AI Thrust Seminar | Moving Offline Learning to Rank Online, from Theory to Practice
Online Learning to Rank (OL2R) eliminates the need of explicit relevance annotation by directly optimizing the rankers from their interactions with users on the fly. However, the required exploration drives it away from successful practices in offline learning to rank, which limits OL2R's empirical performance and practical applicability.
Stepping away from existing numerous but sub-optimal OL2R algorithms, we take a unique perspective to convert offline learning to rank algorithms online, which empowers us to directly leverage the best practices in the past twenty years' development in offline learning to rank to solve the OL2R problem. In this talk, I will discuss our recent effort in learning a neural ranking model based on user clicks online. We prove that, under standard assumptions, our neural OL2R solution obtains a gap-dependent upper regret bound of O(\log^2(T)), which is defined on the total number of mis-ordered pairs over T rounds. Empirically, it also outperformed a rich set of state-of-the-art OL2R baselines on two large benchmark datasets.
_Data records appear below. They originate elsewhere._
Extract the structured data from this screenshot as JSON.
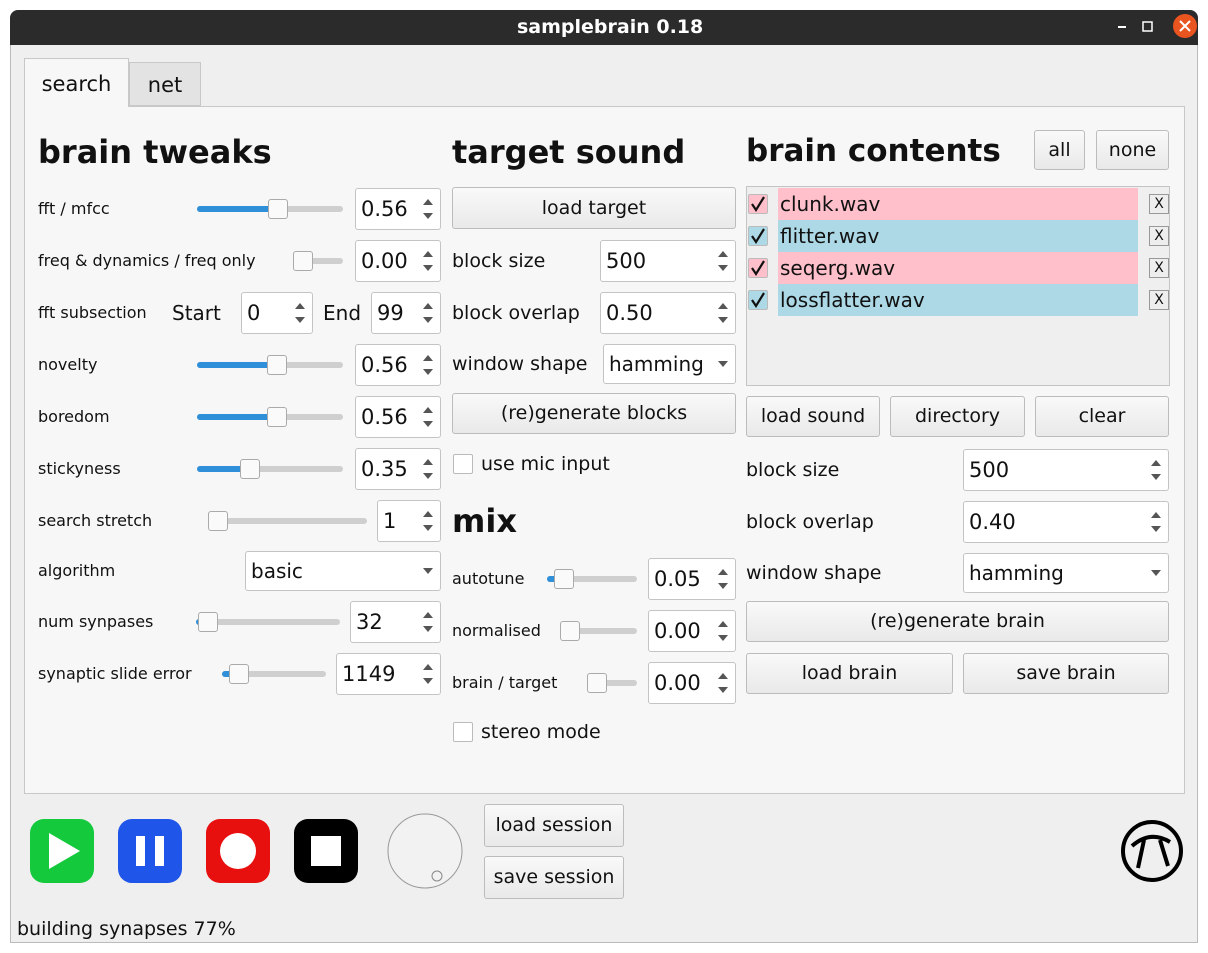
{
  "window": {
    "title": "samplebrain 0.18"
  },
  "tabs": [
    "search",
    "net"
  ],
  "tweaks": {
    "title": "brain tweaks",
    "fft_mfcc": {
      "label": "fft / mfcc",
      "value": "0.56"
    },
    "freq_dynamics": {
      "label": "freq & dynamics / freq only",
      "value": "0.00"
    },
    "fft_subsection": {
      "label": "fft subsection",
      "start_label": "Start",
      "start": "0",
      "end_label": "End",
      "end": "99"
    },
    "novelty": {
      "label": "novelty",
      "value": "0.56"
    },
    "boredom": {
      "label": "boredom",
      "value": "0.56"
    },
    "stickyness": {
      "label": "stickyness",
      "value": "0.35"
    },
    "search_stretch": {
      "label": "search stretch",
      "value": "1"
    },
    "algorithm": {
      "label": "algorithm",
      "value": "basic"
    },
    "num_synapses": {
      "label": "num synpases",
      "value": "32"
    },
    "synaptic_slide_error": {
      "label": "synaptic slide error",
      "value": "1149"
    }
  },
  "target": {
    "title": "target sound",
    "load": "load target",
    "block_size": {
      "label": "block size",
      "value": "500"
    },
    "block_overlap": {
      "label": "block overlap",
      "value": "0.50"
    },
    "window_shape": {
      "label": "window shape",
      "value": "hamming"
    },
    "regenerate": "(re)generate blocks",
    "mic": "use mic input"
  },
  "mix": {
    "title": "mix",
    "autotune": {
      "label": "autotune",
      "value": "0.05"
    },
    "normalised": {
      "label": "normalised",
      "value": "0.00"
    },
    "brain_target": {
      "label": "brain / target",
      "value": "0.00"
    },
    "stereo": "stereo mode"
  },
  "brain": {
    "title": "brain contents",
    "all": "all",
    "none": "none",
    "files": [
      {
        "name": "clunk.wav",
        "color": "#ffc0cb",
        "remove": "X"
      },
      {
        "name": "flitter.wav",
        "color": "#add8e6",
        "remove": "X"
      },
      {
        "name": "seqerg.wav",
        "color": "#ffc0cb",
        "remove": "X"
      },
      {
        "name": "lossflatter.wav",
        "color": "#add8e6",
        "remove": "X"
      }
    ],
    "load_sound": "load sound",
    "directory": "directory",
    "clear": "clear",
    "block_size": {
      "label": "block size",
      "value": "500"
    },
    "block_overlap": {
      "label": "block overlap",
      "value": "0.40"
    },
    "window_shape": {
      "label": "window shape",
      "value": "hamming"
    },
    "regenerate": "(re)generate brain",
    "load": "load brain",
    "save": "save brain"
  },
  "session": {
    "load": "load session",
    "save": "save session"
  },
  "status": "building synapses 77%"
}
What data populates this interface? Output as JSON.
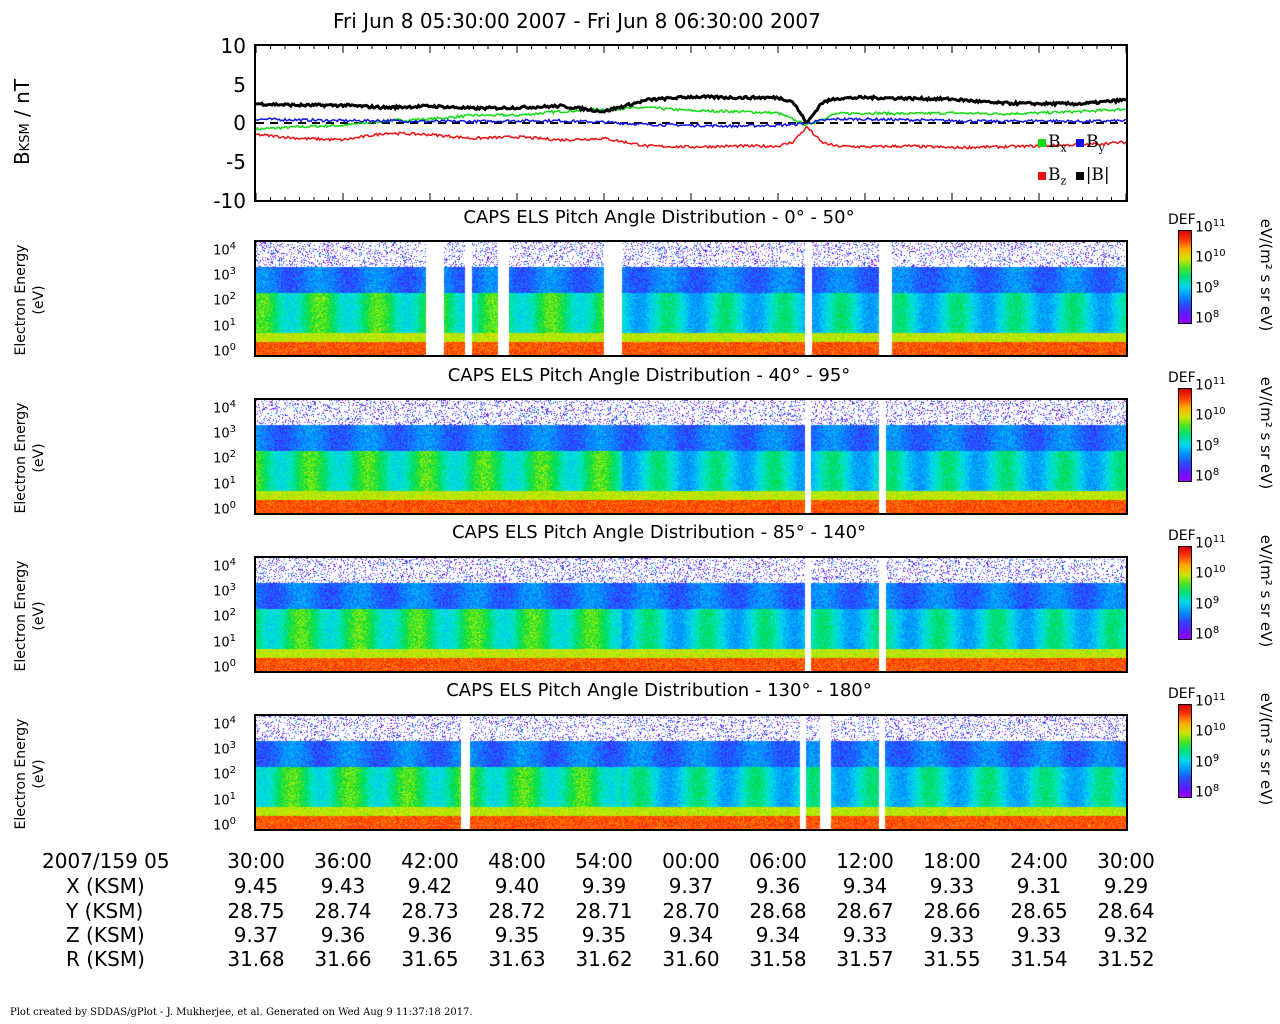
{
  "title": "Fri Jun  8 05:30:00 2007 - Fri Jun  8 06:30:00 2007",
  "colors": {
    "bx": "#11dd11",
    "by": "#1111ee",
    "bz": "#ee1111",
    "bmag": "#000000"
  },
  "mag_panel": {
    "ylabel_main": "B",
    "ylabel_sub": "KSM",
    "ylabel_unit": " / nT",
    "yticks": [
      "10",
      "5",
      "0",
      "-5",
      "-10"
    ],
    "legend": [
      {
        "key": "bx",
        "label": "B",
        "sub": "x"
      },
      {
        "key": "by",
        "label": "B",
        "sub": "y"
      },
      {
        "key": "bz",
        "label": "B",
        "sub": "z"
      },
      {
        "key": "bmag",
        "label": "|B|",
        "sub": ""
      }
    ]
  },
  "spectro_panels": [
    {
      "title": "CAPS ELS Pitch Angle Distribution - 0° - 50°"
    },
    {
      "title": "CAPS ELS Pitch Angle Distribution - 40° - 95°"
    },
    {
      "title": "CAPS ELS Pitch Angle Distribution - 85° - 140°"
    },
    {
      "title": "CAPS ELS Pitch Angle Distribution - 130° - 180°"
    }
  ],
  "energy_axis": {
    "label_line1": "Electron Energy",
    "label_line2": "(eV)",
    "ticks": [
      "10",
      "10",
      "10",
      "10",
      "10"
    ],
    "exps": [
      "4",
      "3",
      "2",
      "1",
      "0"
    ]
  },
  "colorbar": {
    "label": "DEF",
    "unit": "eV/(m² s sr eV)",
    "ticks": [
      "10",
      "10",
      "10",
      "10"
    ],
    "exps": [
      "11",
      "10",
      "9",
      "8"
    ]
  },
  "time_axis": {
    "row_label": "2007/159 05",
    "ticks": [
      "30:00",
      "36:00",
      "42:00",
      "48:00",
      "54:00",
      "00:00",
      "06:00",
      "12:00",
      "18:00",
      "24:00",
      "30:00"
    ]
  },
  "ephemeris": [
    {
      "label": "X (KSM)",
      "values": [
        "9.45",
        "9.43",
        "9.42",
        "9.40",
        "9.39",
        "9.37",
        "9.36",
        "9.34",
        "9.33",
        "9.31",
        "9.29"
      ]
    },
    {
      "label": "Y (KSM)",
      "values": [
        "28.75",
        "28.74",
        "28.73",
        "28.72",
        "28.71",
        "28.70",
        "28.68",
        "28.67",
        "28.66",
        "28.65",
        "28.64"
      ]
    },
    {
      "label": "Z (KSM)",
      "values": [
        "9.37",
        "9.36",
        "9.36",
        "9.35",
        "9.35",
        "9.34",
        "9.34",
        "9.33",
        "9.33",
        "9.33",
        "9.32"
      ]
    },
    {
      "label": "R (KSM)",
      "values": [
        "31.68",
        "31.66",
        "31.65",
        "31.63",
        "31.62",
        "31.60",
        "31.58",
        "31.57",
        "31.55",
        "31.54",
        "31.52"
      ]
    }
  ],
  "footer": "Plot created by SDDAS/gPlot - J. Mukherjee, et al.  Generated on Wed Aug  9 11:37:18 2017.",
  "chart_data": [
    {
      "type": "line",
      "title": "Fri Jun  8 05:30:00 2007 - Fri Jun  8 06:30:00 2007",
      "xlabel": "",
      "ylabel": "B KSM / nT",
      "ylim": [
        -10,
        10
      ],
      "x_minutes": [
        0,
        3,
        6,
        9,
        12,
        15,
        18,
        21,
        24,
        27,
        30,
        33,
        36,
        37,
        38,
        39,
        40,
        42,
        45,
        48,
        51,
        54,
        57,
        60
      ],
      "series": [
        {
          "name": "Bx",
          "key": "bx",
          "values": [
            -0.8,
            -0.5,
            -0.3,
            0.3,
            0.5,
            1.0,
            1.0,
            1.5,
            1.8,
            2.0,
            1.6,
            1.5,
            1.3,
            0.5,
            -0.3,
            0.5,
            1.2,
            1.3,
            1.2,
            1.3,
            1.2,
            1.3,
            1.5,
            1.8
          ]
        },
        {
          "name": "By",
          "key": "by",
          "values": [
            0.5,
            0.4,
            0.3,
            0.3,
            0.2,
            0.2,
            0.3,
            0.3,
            0.1,
            -0.2,
            -0.3,
            -0.4,
            -0.3,
            -0.2,
            0.0,
            0.3,
            0.5,
            0.5,
            0.4,
            0.3,
            0.2,
            0.3,
            0.2,
            0.3
          ]
        },
        {
          "name": "Bz",
          "key": "bz",
          "values": [
            -1.5,
            -2.0,
            -2.2,
            -1.3,
            -1.5,
            -2.0,
            -1.8,
            -2.2,
            -2.0,
            -3.0,
            -3.1,
            -3.0,
            -3.0,
            -2.5,
            -0.5,
            -2.5,
            -3.0,
            -3.1,
            -3.0,
            -3.2,
            -3.1,
            -3.0,
            -2.8,
            -2.5
          ]
        },
        {
          "name": "|B|",
          "key": "bmag",
          "values": [
            2.5,
            2.3,
            2.3,
            2.0,
            2.2,
            1.9,
            2.0,
            2.2,
            1.5,
            3.0,
            3.4,
            3.3,
            3.3,
            2.8,
            0.0,
            2.6,
            3.2,
            3.3,
            3.2,
            3.1,
            2.6,
            2.5,
            2.5,
            3.0
          ]
        }
      ]
    },
    {
      "type": "heatmap",
      "title": "CAPS ELS Pitch Angle Distribution",
      "xlabel": "2007/159 05",
      "ylabel": "Electron Energy (eV)",
      "y_scale": "log",
      "ylim_eV": [
        0.7,
        20000
      ],
      "zlabel": "DEF eV/(m² s sr eV)",
      "zlim": [
        100000000.0,
        100000000000.0
      ],
      "panels": [
        "0° - 50°",
        "40° - 95°",
        "85° - 140°",
        "130° - 180°"
      ]
    }
  ]
}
Dr. Hongning Wang is now an Associate Professor in the Department of Computer Science at the University of Virginia. He received his PhD degree in computer science at the University of Illinois at Champaign-Urbana in 2014. His research generally lies in the intersection among machine learning, data mining and information retrieval, with a special focus on sequential decision optimization and computational user modeling. His work has generated over 80 research papers in top venues in data mining and information retrieval areas. He is a recipient of 2016 National Science Foundation CAREER Award, 2020 Google Faculty Research Award, and SIGIR’2019 Best Paper Award.